Planning and Zoning Administrator J.P. Duncan also contended during the November meeting that some of the existing county policies may not be conducive or necessary for cellular towers in the present day, including that the county require a bond or letter of credit from the applicant for demolition or site restoration costs.
“These cell towers, when they first started out, it was more of a luxury,” Duncan said. “Now it’s a necessity. So I don’t see them going anywhere. I don’t see them causing grave harm. So, to me it’s just not necessary.”
Robert McAvoy of Precision Cell, LLC, attended the November meeting as part of a public hearing the county had on a proposed cellular tower on Salem Church Road.
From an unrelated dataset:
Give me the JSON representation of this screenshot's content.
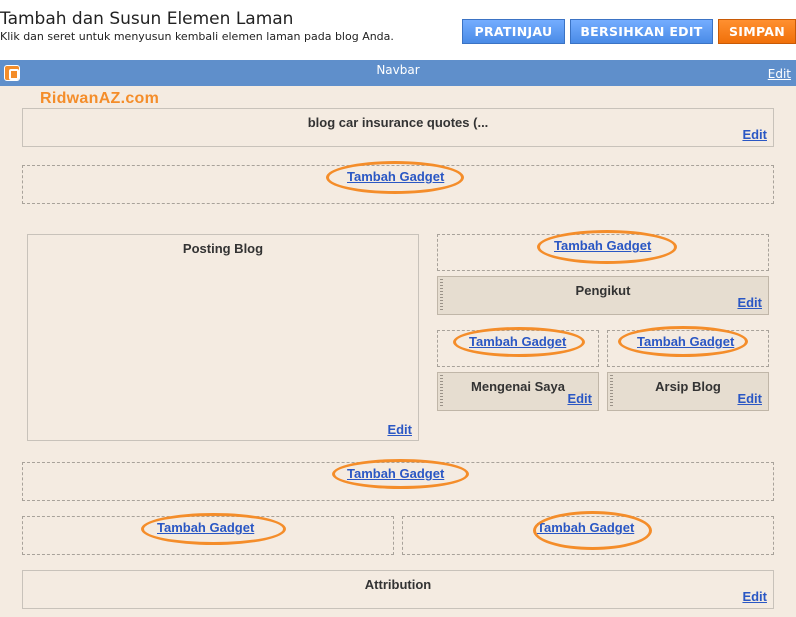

McAvoy said he gave a cursory review of Cumberland’s policies and consulted with Duncan about them, suggested having the county attorney review the state and county policies and seek to make the county policies consistent with Virginia’s.
County Attorney and Administrator Vivian Seay Giles and members of the commission said they could review the policies in more detail, and McAvoy said he could be a resource.
“I don’t think any one of us … would be against getting rid of some regulations, but how about we table this until we have enough time for Ms. Giles to go through it and find any more contradictions and just get rid of them,” Commission Chair William Burger said.
Members of the commission, in a past meeting, also voted to table proposed reductions in the county’s setback allowances, reducing the distance between buildings or residential properties and roads.
Setbacks between properties and designated primary highways for Agricultural-2 are proposed to be reduced from 130 to 100 feet, with all other public roads proposed to be reduced to 75 feet. The minimum side requirements would remain at 25 feet for principal structure and 5 feet for accessory structures.
For Residential-1 properties, setbacks between properties and designated primary highways are similarly proposed to be reduced from 130 to 100 feet, with all other roads remaining the same at 75 feet.
Duncan said the proposed setback allowances are set to fall more in line with the measurements of setback allowances in surrounding counties.